Los tópicos de la mujer-flor, la mujer-fruto y el léxico de la flora utilizada como lenguaje “amoroso”, así como los tópicos del “jardín erótico” y el locusamoenus, involucran la asociación del erotismo humano con la belleza y funciones germinativas de la naturaleza. Se trata de recursos constantemente reactualizados para connotar positivamente la atracción sexual y la carnalidad del acto sexual, pero también para representar el amor y conceptos abstractos o sentimientos, identificados con la naturaleza. El término floral desempeña así la función de un eufemismo sexual o corporal, en otras ocasiones caracteriza el ser femenino ideal, o está vinculado al imaginario del relato maravilloso, pero también encontramos casos en los que mediante el referente floral se ofrece una caracterización novedosa de un personaje, o las referencias a la flora expresan percepciones, acciones, gozo sensorial, prototipos de belleza. Al asimilar algo a la naturaleza no sólo se produce una identificación, se proyecta en lo que es identificado la concepción que de la naturaleza se tiene, y en estos versos, con frecuencia, es en la naturaleza donde se encuentran los modelos del comportamiento humano, de la belleza y el arte (maestra naturaleza).

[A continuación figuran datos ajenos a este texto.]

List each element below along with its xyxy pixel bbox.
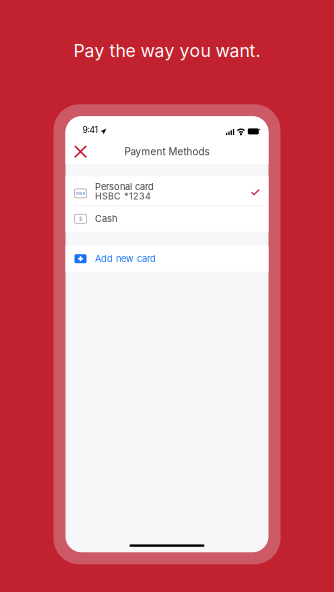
button[interactable]: Add new card bbox=[66, 246, 268, 272]
staticText: VISA bbox=[76, 191, 86, 196]
staticText: Add new card bbox=[95, 253, 156, 264]
staticText: 9:41 bbox=[82, 125, 98, 135]
staticText: Pay the way you want. bbox=[74, 40, 260, 61]
button[interactable]: $ bbox=[66, 206, 268, 232]
staticText: $ bbox=[79, 216, 82, 222]
staticText: Payment Methods bbox=[124, 146, 210, 158]
staticText: Cash bbox=[95, 213, 117, 224]
staticText: Personal card bbox=[95, 181, 154, 192]
staticText: HSBC *1234 bbox=[95, 191, 151, 202]
button[interactable]: VISA bbox=[66, 176, 268, 205]
button[interactable]: Close bbox=[70, 141, 92, 163]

Aunque respecto a la flor se ha observado que en “el modernismo desaparece completamente la representación naturalista” (Litvak, 2013, p. 143); nos parece importante notar que en la obra de Herrera la representación “naturalista” no desaparece del todo, puede en algunos casos reducirse al color, la forma, el aroma, pero el vínculo figurativo “material” con la flor se mantiene en las descripciones y –a diferencia de lo que ocurre en la poesía de Darío donde con frecuencia la flor desnaturalizada es utilizada como símbolo de aspectos abstractos e incluso de nociones esotéricas–, en la poesía de Herrera el simbolismo de la flor parte frecuentemente de una relación sensorial y vitalista, lo que no excluye que en ocasiones represente simbólicamente conceptos sobre lo estético e incluso lo esotérico. Además, al ser utilizada para identificar sólo parte del ser femenino, da lugar a la configuración de seres híbridos floral-antropomorfos, como los del Art Nouveau.
En los versos del autor uruguayo, no será extraño que en un mismo poema se unan tópicos tradicionales con metáforas “audaces” para la época –incluso en sus primeros versos–, que manifiestan una búsqueda de innovación en la expresión verbal, creando un juego de contrapuntos entre la tradición y la renovación. Así por ejemplo, encontraremos el tópico del locus amoenus (Curtius, 1981, pp. 268-269, 277-279 y ss.), relacionado con una recuperación y reinterpretación de la poesía bucólica o la estampa de las costumbres rurales, en algunos casos a la manera del Siglo de Oro, en otras a la manera del romanticismo, como cuando se describe que mientras los labradores regresan a su trabajo, las cumbres se coronan de rosas, se hace mención del cura, la iglesia; pero, en contraste a esas referencias “tradicionales”, vuelven a aparecer metáforas en las que se involucran asociaciones inusitadas, que tienen lugar cuando se afirma que de los sermones del cura: a. “fluyen suspiros de albahaca” (Herrera y Reissig, 1978, p. 14); b. y en los campos rudos hay “tres álamos en éxtasis” (Herrera y Reissig, 1978, p. 15), formando espectros; c. Se indica que la huerta familiar a veces es “sonámbula” y sueña en una “almohada de rosas” (Herrera y Reissig, 1978, p. 12); d. “El bochorno /sahúma con bucólicas fragancias el entorno” (Herrera y Reissig, 1978, p. 12). Las consecuencias que generan estos contrapuntos, diseminados en distintos versos, implican un fenómeno en el que un imaginario de lo “fantástico” irrumpe en el espacio rural costumbrista, y entonces: el lugar de la naturaleza pasa a ser el espacio de lo maravilloso y de lo que no se ajusta al sentido común, ni a la lógica racional.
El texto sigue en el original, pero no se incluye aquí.